Monday, 3 December 1900
A POLICEMAN MURDERED.
Shortly after 1 o'clock on Saturday morning, Police-constable Ernest William Thompson, 240H, stationed at Leman-street Police-station, was stabbed to death whilst on duty in the East-end. It is stated that Thompson saw a knot of men and women standing near a coffee-stall at the junction of Union-street and Commercial-road. They were quarrelling, and after some trouble he succeeded in moving them on. After going some short distance they stopped again and renewed the dispute, and Thompson made another effort to get them away. What happened then is not at present clear, but a police whistle was blown and there were shouts for assistance. Several officers went in the direction whence the sound came, and found Thompson lying on the ground struggling with a man. Thompson said, "Hold him," and then fell exhausted and unconscious from loss of blood. He was conveyed to the London Hospital, but on arrival he was found to be dead. The doctors discovered that the main artery in the neck had been severed.

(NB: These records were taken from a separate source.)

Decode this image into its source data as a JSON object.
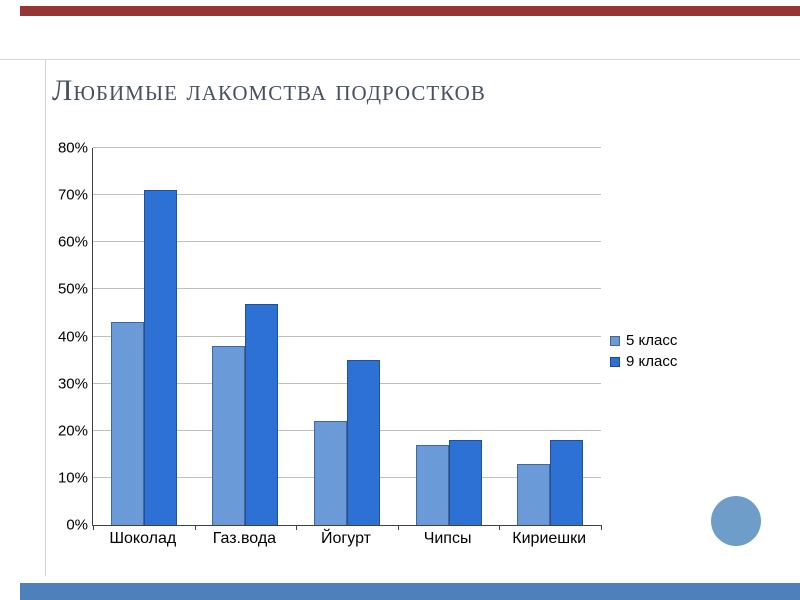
{
  "slide": {
    "title": "Любимые лакомства подростков"
  },
  "chart_data": {
    "type": "bar",
    "title": "Любимые лакомства подростков",
    "categories": [
      "Шоколад",
      "Газ.вода",
      "Йогурт",
      "Чипсы",
      "Кириешки"
    ],
    "series": [
      {
        "name": "5 класс",
        "color": "#6a9bd8",
        "values": [
          43,
          38,
          22,
          17,
          13
        ]
      },
      {
        "name": "9 класс",
        "color": "#2e71d4",
        "values": [
          71,
          47,
          35,
          18,
          18
        ]
      }
    ],
    "xlabel": "",
    "ylabel": "",
    "ylim": [
      0,
      80
    ],
    "ytick_step": 10,
    "ytick_labels": [
      "0%",
      "10%",
      "20%",
      "30%",
      "40%",
      "50%",
      "60%",
      "70%",
      "80%"
    ],
    "grid": true,
    "legend_position": "right"
  },
  "decor": {
    "top_bar_color": "#943634",
    "bottom_bar_color": "#4e80bc",
    "circle_color": "#6f9dc9",
    "rule_color": "#d5d5d5",
    "gridline_color": "#bfbfbf"
  }
}
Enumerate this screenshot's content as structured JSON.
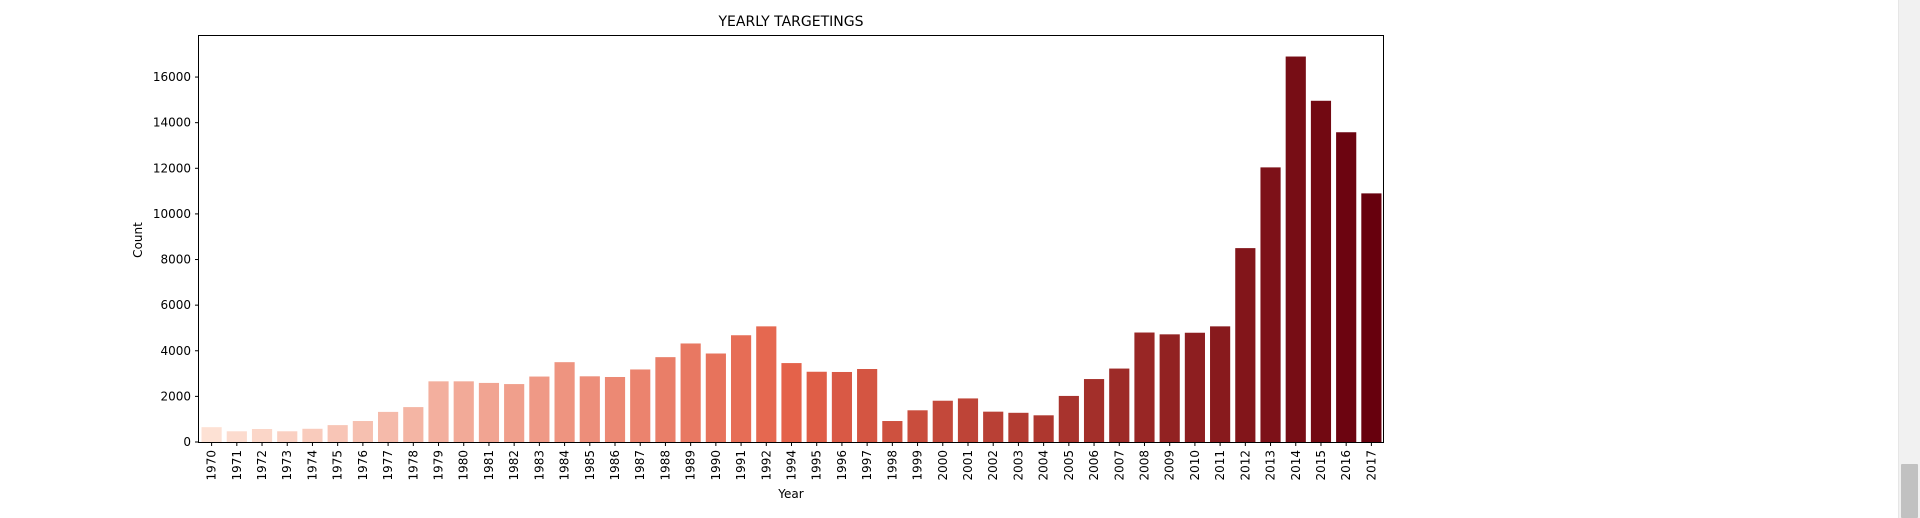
{
  "chart_data": {
    "type": "bar",
    "title": "YEARLY TARGETINGS",
    "xlabel": "Year",
    "ylabel": "Count",
    "ylim": [
      0,
      17800
    ],
    "yticks": [
      0,
      2000,
      4000,
      6000,
      8000,
      10000,
      12000,
      14000,
      16000
    ],
    "grid": false,
    "palette": "Reds",
    "categories": [
      "1970",
      "1971",
      "1972",
      "1973",
      "1974",
      "1975",
      "1976",
      "1977",
      "1978",
      "1979",
      "1980",
      "1981",
      "1982",
      "1983",
      "1984",
      "1985",
      "1986",
      "1987",
      "1988",
      "1989",
      "1990",
      "1991",
      "1992",
      "1994",
      "1995",
      "1996",
      "1997",
      "1998",
      "1999",
      "2000",
      "2001",
      "2002",
      "2003",
      "2004",
      "2005",
      "2006",
      "2007",
      "2008",
      "2009",
      "2010",
      "2011",
      "2012",
      "2013",
      "2014",
      "2015",
      "2016",
      "2017"
    ],
    "values": [
      650,
      470,
      570,
      470,
      580,
      740,
      920,
      1320,
      1530,
      2660,
      2660,
      2590,
      2540,
      2870,
      3500,
      2880,
      2850,
      3180,
      3720,
      4320,
      3880,
      4680,
      5070,
      3460,
      3080,
      3070,
      3200,
      920,
      1390,
      1810,
      1910,
      1330,
      1280,
      1170,
      2020,
      2760,
      3220,
      4800,
      4720,
      4790,
      5070,
      8500,
      12040,
      16900,
      14960,
      13580,
      10900
    ]
  },
  "colors": {
    "palette_start": "#fde1d4",
    "palette_mid": "#e4624a",
    "palette_end": "#67000d",
    "axis": "#000000"
  },
  "scrollbar": {
    "icon": "vertical-scrollbar"
  }
}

At the Thames Police-court on Saturday, BARNET ABRAHAMS, 41, a cigar-maker, an English Jew, residing in Newark-street, Whitechapel, was charged with feloniously killing and slaying Police-constable Ernest Thompson, 240 H, by stabbing him in the neck with a knife while in the execution of his duty. Mr. Deakin, instructed by Mr. Ben Cooper, of the Cigar Makers' Union, of which body the accused is a member, defended. The prisoner had two black eyes and an injury to his nose and an ear, and told his solicitor that there were bruises all over his body. Mr. Deakin said it was impossible to go adequately into the matter that day, and therefore suggested that only short evidence be taken. Constable 100 H stated that at 20 minutes past 1 that morning, while he was on duty in Commercial-road he heard the blowing of police whistles. He ran in the direction of the sound, and at the corner of Union-street he saw Constable Thompson holding the prisoner on the ground. The officer was bleeding terribly from a wound in the neck. With the assistance of other constables Thompson was put into a cab and taken to the London Hospital. On the way he breathed frequently, but on arriving at that institution he was examined by Dr. Hilyard, who pronounced life extinct. Detective-Inspector T. Divally, H Division, said that when he charged the prisoner he first said, "Do you understand English?" and the accused replied, "Well." Witness then said, "I am an inspector of police and am going to charge you with feloniously killing and slaying Constable Thompson by stabbing him in the neck with this knife," at the same time pointing to a long pocket-knife covered with blood. The prisoner then said, "Then I am charged with maliciously killing?" Witness answered, "You are charged with feloniously killing." Abrahams said, "It is quite possible, I do not remember anything about it. I had no cause to do an injury to anyone." Mr. Frayling, from the Treasury, who was present, said that on the next occasion the Treasury would take charge of the case. Mr. Dickinson remanded the prisoner.